Investments in Iran Pose a Financial Risk to California Shareholders

  • The SEC has determined that there is a special risk associated with investments in terror-sponsoring states such as Iran.
  • Additionally, companies that have invested more than $20 million in Iran's petroleum and natural gas sector are liable to sanctions under U.S law.
  • Moreover, economic sanctions, embargos and loan restrictions imposed by the U.N. Security Council further increase the financial risk associated with investments in this rogue state.
  • As members of the largest public pension systems in the country, we are deeply concerned that the state's holdings in companies with investments in Iran pose a financial risk to the shareholders. It is both morally wrong and financially irresponsible for the state to invest funds in these companies.
  • The California Public Divest from Iran Act will safeguard Californians from such risky investments.

ASsembly Members who voted for ab 221

Adams, Aghazarian, Anderson, Arambula, Beall, Benoit, Berg, Berryhill, Blakeslee, Brownley, Caballero, Charles Calderon, Carter, Cook, Coto, Davis, De La Torre, De Leon, DeSaulnier, DeVore, Duvall, Emmerson, Evans, Feuer, Fuentes, Fuller, Gaines, Galgiani, Garcia, Garrick, Hancock, Hayashi, Hernandez, Horton, Houston, Huff, Huffman, Jeffries, Jones, Karnette, Keene, Krekorian, La Malfa, Laird, Leno, Levine, Lieber, Lieu, Ma, Maze, Mullin, Nakanishi, Nava, Niello, Parra, Plescia, Portantino, Price, Richardson, Sharon Runner, Ruskin, Salas, Saldana, Silva, Smyth, Solorio, Spitzer, Strickland, Swanson, Torrico, Tran, Villines, Walters, Wolk, Nunez

1 comment:

Anonymous said...

Iranian Americans in California seem to be supporting this bill also. This is a great article about it:

http://iranianamericanjews.blogspot.com/2007/04/jews-and-muslims-unite-behind-iran.html

Fourteen national and state Jewish organizations and dozens of Iranian Muslim groups opposed to Iran's regime have found common ground in support of California Assembly Bill 221, which would require state pension funds to divest an estimated $24 billion in investments from more than 280 companies doing business with Iran.

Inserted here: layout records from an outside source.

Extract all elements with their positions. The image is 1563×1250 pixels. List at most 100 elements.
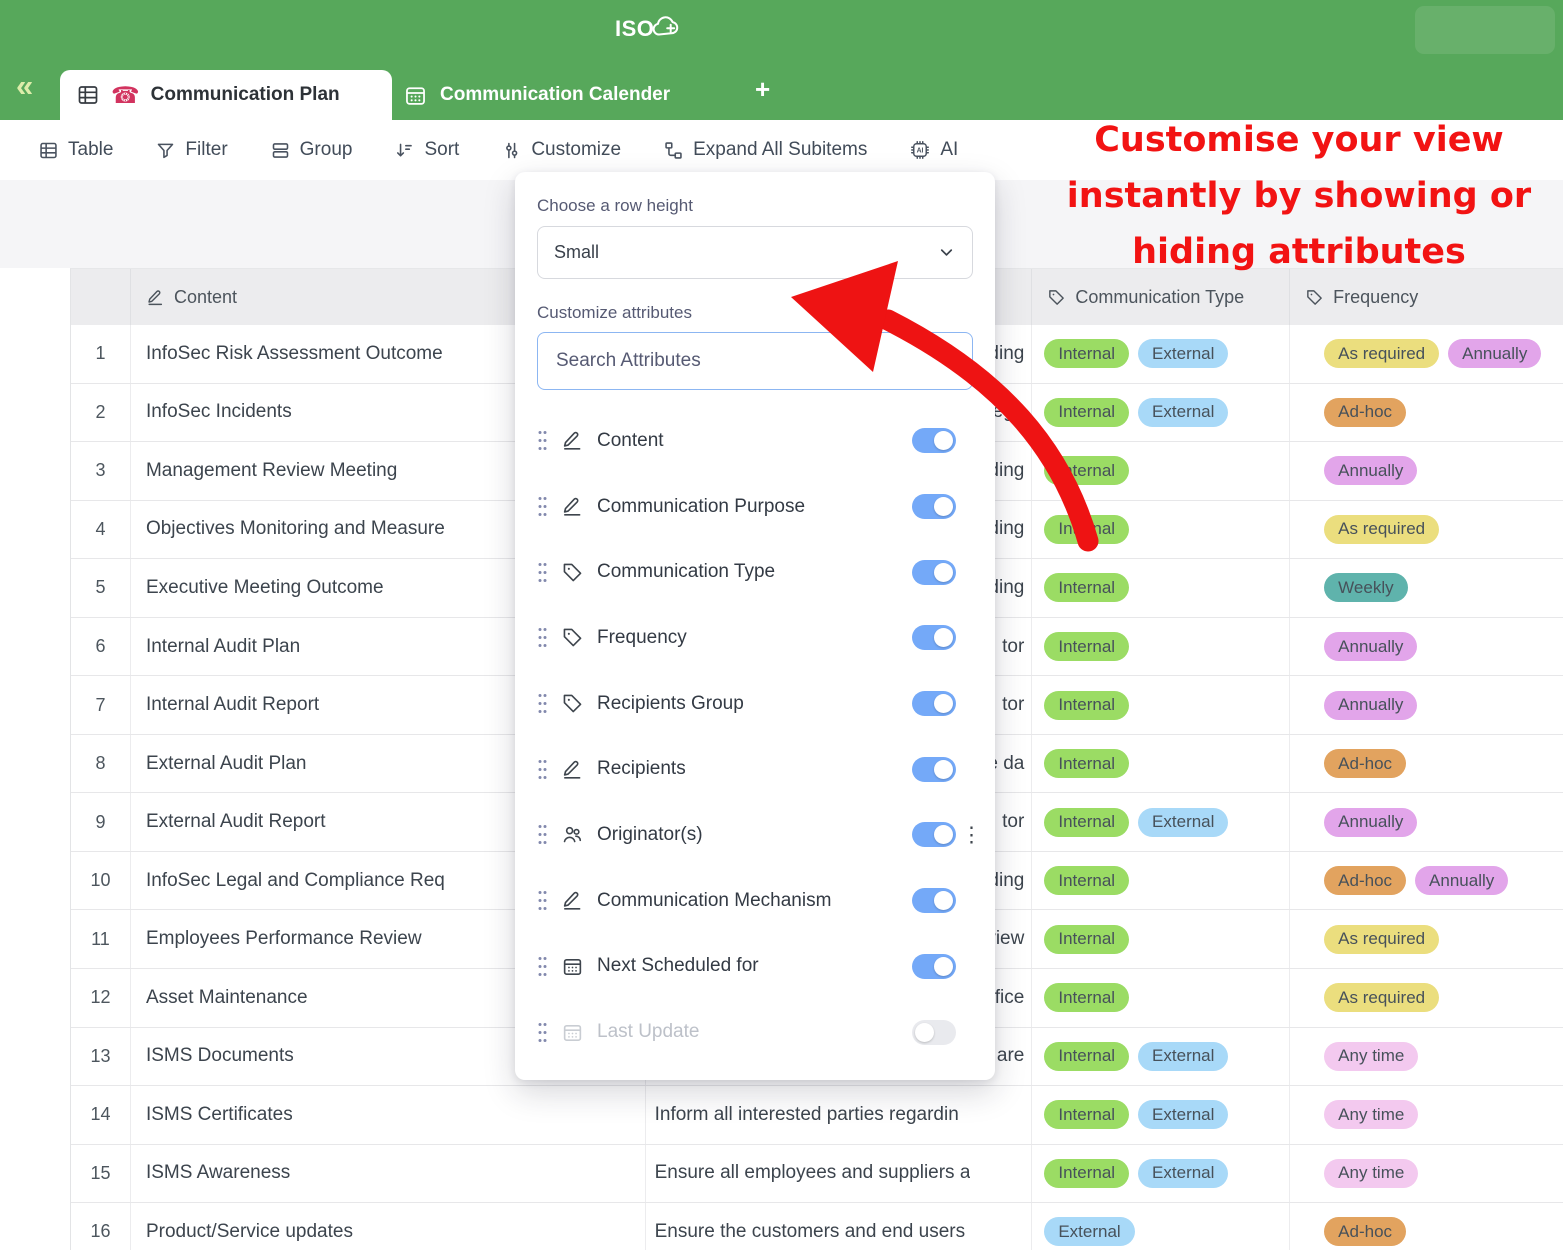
- tag-pill[interactable]: Internal: [1044, 749, 1129, 778]
- tag-pill[interactable]: External: [1138, 808, 1228, 837]
- attribute-toggle[interactable]: [912, 1020, 956, 1045]
- communication-type-cell[interactable]: Internal: [1032, 852, 1290, 910]
- frequency-cell[interactable]: Any time: [1290, 1028, 1563, 1086]
- ai-button[interactable]: AI AI: [909, 139, 958, 161]
- communication-type-cell[interactable]: Internal: [1032, 910, 1290, 968]
- tag-pill[interactable]: Internal: [1044, 691, 1129, 720]
- tag-pill[interactable]: Internal: [1044, 339, 1129, 368]
- tag-pill[interactable]: External: [1138, 1159, 1228, 1188]
- tag-pill[interactable]: External: [1138, 1100, 1228, 1129]
- tag-pill[interactable]: Ad-hoc: [1324, 866, 1406, 895]
- tag-pill[interactable]: External: [1138, 339, 1228, 368]
- tag-pill[interactable]: Annually: [1415, 866, 1508, 895]
- tag-pill[interactable]: As required: [1324, 515, 1439, 544]
- tab-communication-calender[interactable]: Communication Calender: [403, 70, 670, 120]
- attribute-toggle[interactable]: [912, 625, 956, 650]
- attribute-toggle[interactable]: [912, 954, 956, 979]
- table-row[interactable]: 14 ISMS Certificates Inform all interest…: [71, 1086, 1563, 1145]
- attribute-item[interactable]: Next Scheduled for ⋮: [515, 934, 995, 1000]
- attribute-toggle[interactable]: [912, 822, 956, 847]
- frequency-cell[interactable]: Ad-hoc: [1290, 384, 1563, 442]
- drag-handle-icon[interactable]: [537, 495, 548, 518]
- frequency-cell[interactable]: Annually: [1290, 793, 1563, 851]
- drag-handle-icon[interactable]: [537, 889, 548, 912]
- frequency-cell[interactable]: Weekly: [1290, 559, 1563, 617]
- attribute-item[interactable]: Originator(s) ⋮: [515, 802, 995, 868]
- new-view-button[interactable]: +: [755, 74, 770, 105]
- attribute-item[interactable]: Recipients Group ⋮: [515, 671, 995, 737]
- frequency-cell[interactable]: Ad-hoc: [1290, 735, 1563, 793]
- tab-communication-plan[interactable]: ☎ Communication Plan: [60, 70, 392, 120]
- table-button[interactable]: Table: [38, 139, 113, 161]
- drag-handle-icon[interactable]: [537, 758, 548, 781]
- filter-button[interactable]: Filter: [155, 139, 227, 161]
- drag-handle-icon[interactable]: [537, 1021, 548, 1044]
- row-number-header[interactable]: [71, 269, 131, 325]
- tag-pill[interactable]: Any time: [1324, 1100, 1418, 1129]
- attribute-item[interactable]: Content ⋮: [515, 408, 995, 474]
- table-row[interactable]: 15 ISMS Awareness Ensure all employees a…: [71, 1145, 1563, 1204]
- search-attributes-input[interactable]: [537, 332, 973, 390]
- tag-pill[interactable]: Internal: [1044, 1100, 1129, 1129]
- tag-pill[interactable]: As required: [1324, 983, 1439, 1012]
- tag-pill[interactable]: Internal: [1044, 983, 1129, 1012]
- tag-pill[interactable]: Any time: [1324, 1159, 1418, 1188]
- content-cell[interactable]: Product/Service updates: [131, 1203, 646, 1250]
- content-cell[interactable]: ISMS Certificates: [131, 1086, 646, 1144]
- communication-type-cell[interactable]: Internal External: [1032, 1086, 1290, 1144]
- expand-all-subitems-button[interactable]: Expand All Subitems: [663, 139, 867, 161]
- tag-pill[interactable]: External: [1044, 1217, 1134, 1246]
- tag-pill[interactable]: As required: [1324, 925, 1439, 954]
- tag-pill[interactable]: Internal: [1044, 1159, 1129, 1188]
- frequency-cell[interactable]: As required: [1290, 910, 1563, 968]
- tag-pill[interactable]: Annually: [1324, 691, 1417, 720]
- frequency-cell[interactable]: As requiredAnnually: [1290, 325, 1563, 383]
- communication-type-cell[interactable]: External: [1032, 1203, 1290, 1250]
- frequency-cell[interactable]: Ad-hoc: [1290, 1203, 1563, 1250]
- tag-pill[interactable]: As required: [1324, 339, 1439, 368]
- drag-handle-icon[interactable]: [537, 626, 548, 649]
- tag-pill[interactable]: Internal: [1044, 632, 1129, 661]
- communication-type-cell[interactable]: Internal: [1032, 735, 1290, 793]
- frequency-cell[interactable]: Any time: [1290, 1145, 1563, 1203]
- communication-purpose-cell[interactable]: Ensure the customers and end users: [646, 1203, 1033, 1250]
- attribute-toggle[interactable]: [912, 691, 956, 716]
- customize-button[interactable]: Customize: [501, 139, 621, 161]
- communication-type-cell[interactable]: Internal: [1032, 442, 1290, 500]
- content-cell[interactable]: ISMS Awareness: [131, 1145, 646, 1203]
- tag-pill[interactable]: Internal: [1044, 808, 1129, 837]
- tag-pill[interactable]: External: [1138, 1042, 1228, 1071]
- attribute-item[interactable]: Last Update ⋮: [515, 999, 995, 1065]
- tag-pill[interactable]: Internal: [1044, 573, 1129, 602]
- group-button[interactable]: Group: [270, 139, 353, 161]
- drag-handle-icon[interactable]: [537, 429, 548, 452]
- sort-button[interactable]: Sort: [394, 139, 459, 161]
- tag-pill[interactable]: Internal: [1044, 456, 1129, 485]
- attribute-toggle[interactable]: [912, 757, 956, 782]
- tag-pill[interactable]: Internal: [1044, 925, 1129, 954]
- frequency-cell[interactable]: As required: [1290, 501, 1563, 559]
- drag-handle-icon[interactable]: [537, 955, 548, 978]
- communication-type-cell[interactable]: Internal External: [1032, 384, 1290, 442]
- attribute-toggle[interactable]: [912, 888, 956, 913]
- communication-type-cell[interactable]: Internal External: [1032, 325, 1290, 383]
- tag-pill[interactable]: Ad-hoc: [1324, 749, 1406, 778]
- tag-pill[interactable]: Annually: [1324, 456, 1417, 485]
- more-menu-icon[interactable]: ⋮: [961, 824, 982, 845]
- frequency-cell[interactable]: Ad-hoc Annually: [1290, 852, 1563, 910]
- drag-handle-icon[interactable]: [537, 561, 548, 584]
- attribute-toggle[interactable]: [912, 494, 956, 519]
- tag-pill[interactable]: Weekly: [1324, 573, 1407, 602]
- frequency-cell[interactable]: As required: [1290, 969, 1563, 1027]
- communication-type-cell[interactable]: InternalExternal: [1032, 1028, 1290, 1086]
- frequency-cell[interactable]: Annually: [1290, 442, 1563, 500]
- tag-pill[interactable]: Ad-hoc: [1324, 1217, 1406, 1246]
- frequency-cell[interactable]: Annually: [1290, 676, 1563, 734]
- tag-pill[interactable]: Internal: [1044, 398, 1129, 427]
- attribute-item[interactable]: Communication Type ⋮: [515, 539, 995, 605]
- tag-pill[interactable]: External: [1138, 398, 1228, 427]
- table-row[interactable]: 16 Product/Service updates Ensure the cu…: [71, 1203, 1563, 1250]
- attribute-item[interactable]: Communication Purpose ⋮: [515, 474, 995, 540]
- communication-purpose-cell[interactable]: Ensure all employees and suppliers a: [646, 1145, 1033, 1203]
- communication-type-cell[interactable]: Internal: [1032, 618, 1290, 676]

The bill's author, freshman Assemblyman Joel Anderson (R-El Cajon), said he was shocked to discover state funds were indirectly benefiting Iran's regime.

"We cannot be doing business with a country like Iran, whose president wants to eliminate another country in the region," Anderson said. "Once they show a sign that they want to rejoin the world community in a peaceful manner, my bill goes away."

Aside from the economic impact AB 221 might have on Iran, Anderson said the primary goal of the legislation was to secure the California Public Employees Retirement (CalPERS) and the State Teachers Retirement (CalSTRS) pensions with wise investment strategies, since both are valued at nearly $400 billion and funded by taxpayers.